Mais au fond, c’est là-dessus que Johnson a gagné l’élection. Car ce mec est marrant, tellement marrant qu’il a réussi à faire franchement rire Ken pendant une émission télé. C’est un gros comique, un guignol. Ancien journaliste, il s’est quand même fait virer du Times pour avoir inventé une citation (qu’est-ce qu’il foutait au Times d’ailleurs ?). Plus tard, il a travaillé au journal de droite The Daily Telegraph, comme correspondant européen. Apparemment, ce con passait son temps à dégoter les directives les plus débiles, comme la taille réglementaire des saucisses. Bon ça c’est drôle, j’avoue. Car Bobo est un anti-européen convaincu, et à la limite, ça n’est pas forcément un défaut. En gros il sait y faire, mais n’a aucune légitimité. Anyway, les Londoniens avaient besoin de rire, ils vont en avoir pour leur argent.

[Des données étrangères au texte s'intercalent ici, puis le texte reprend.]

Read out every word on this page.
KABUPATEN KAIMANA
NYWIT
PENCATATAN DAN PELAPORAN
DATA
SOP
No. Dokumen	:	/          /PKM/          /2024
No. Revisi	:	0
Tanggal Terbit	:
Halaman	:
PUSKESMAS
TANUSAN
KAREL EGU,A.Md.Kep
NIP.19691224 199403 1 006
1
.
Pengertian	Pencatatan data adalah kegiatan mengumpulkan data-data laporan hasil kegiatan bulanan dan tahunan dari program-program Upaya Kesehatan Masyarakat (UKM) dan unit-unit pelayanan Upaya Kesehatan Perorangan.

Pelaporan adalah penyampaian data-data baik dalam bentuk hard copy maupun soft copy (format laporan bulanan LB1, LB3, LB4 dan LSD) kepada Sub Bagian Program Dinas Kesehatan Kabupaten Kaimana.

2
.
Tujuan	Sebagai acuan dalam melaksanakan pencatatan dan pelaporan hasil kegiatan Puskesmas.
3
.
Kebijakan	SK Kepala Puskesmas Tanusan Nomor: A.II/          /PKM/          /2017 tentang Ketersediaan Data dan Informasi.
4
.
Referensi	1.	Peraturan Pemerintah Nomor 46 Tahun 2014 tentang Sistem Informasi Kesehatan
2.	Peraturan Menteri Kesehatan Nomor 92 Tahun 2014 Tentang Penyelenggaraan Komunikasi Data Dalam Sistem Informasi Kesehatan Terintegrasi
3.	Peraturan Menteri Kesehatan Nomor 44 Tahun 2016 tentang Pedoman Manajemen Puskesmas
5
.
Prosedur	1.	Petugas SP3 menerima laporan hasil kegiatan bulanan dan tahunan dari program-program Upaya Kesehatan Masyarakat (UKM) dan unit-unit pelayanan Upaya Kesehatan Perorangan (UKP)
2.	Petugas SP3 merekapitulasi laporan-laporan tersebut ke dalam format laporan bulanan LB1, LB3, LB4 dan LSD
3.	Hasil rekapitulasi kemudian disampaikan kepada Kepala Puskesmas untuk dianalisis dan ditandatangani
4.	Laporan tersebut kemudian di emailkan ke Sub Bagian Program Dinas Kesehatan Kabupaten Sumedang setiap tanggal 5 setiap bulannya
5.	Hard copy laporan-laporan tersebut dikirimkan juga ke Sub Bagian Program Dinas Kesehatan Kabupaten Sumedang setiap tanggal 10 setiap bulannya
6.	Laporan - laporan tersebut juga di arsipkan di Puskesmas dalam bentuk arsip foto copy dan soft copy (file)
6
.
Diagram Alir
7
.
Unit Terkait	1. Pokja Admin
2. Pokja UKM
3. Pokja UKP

Pour la petite histoire, le 3e larron et poulain des "Lib Dem", Brian Paddick, n’a jamais vraiment été dans la course. Normal, c’est une "faggot". Oh je rigole… Mais bon il est quand même plus connu pour ses parties fines avec Elton John que pour son action politique. Par contre la photo ci-dessous est un peu tendancieuse : non Brian n’est pas déguisé en "Village People", il était tout simplement commandant de police avant d’entrer en politique.
Voilà ce que j’avais à dire de cette mascarade. C’est mon avis, et je le partage entièrement. Les gaffes de Boris deviendront peut-être une chronique de ce blog. En attendant, il va falloir prendre le maquis. Londres assiégée ! Londres martyrisée !! Londres sodomisée !!! Mais Londres (bientôt) libérée !!!!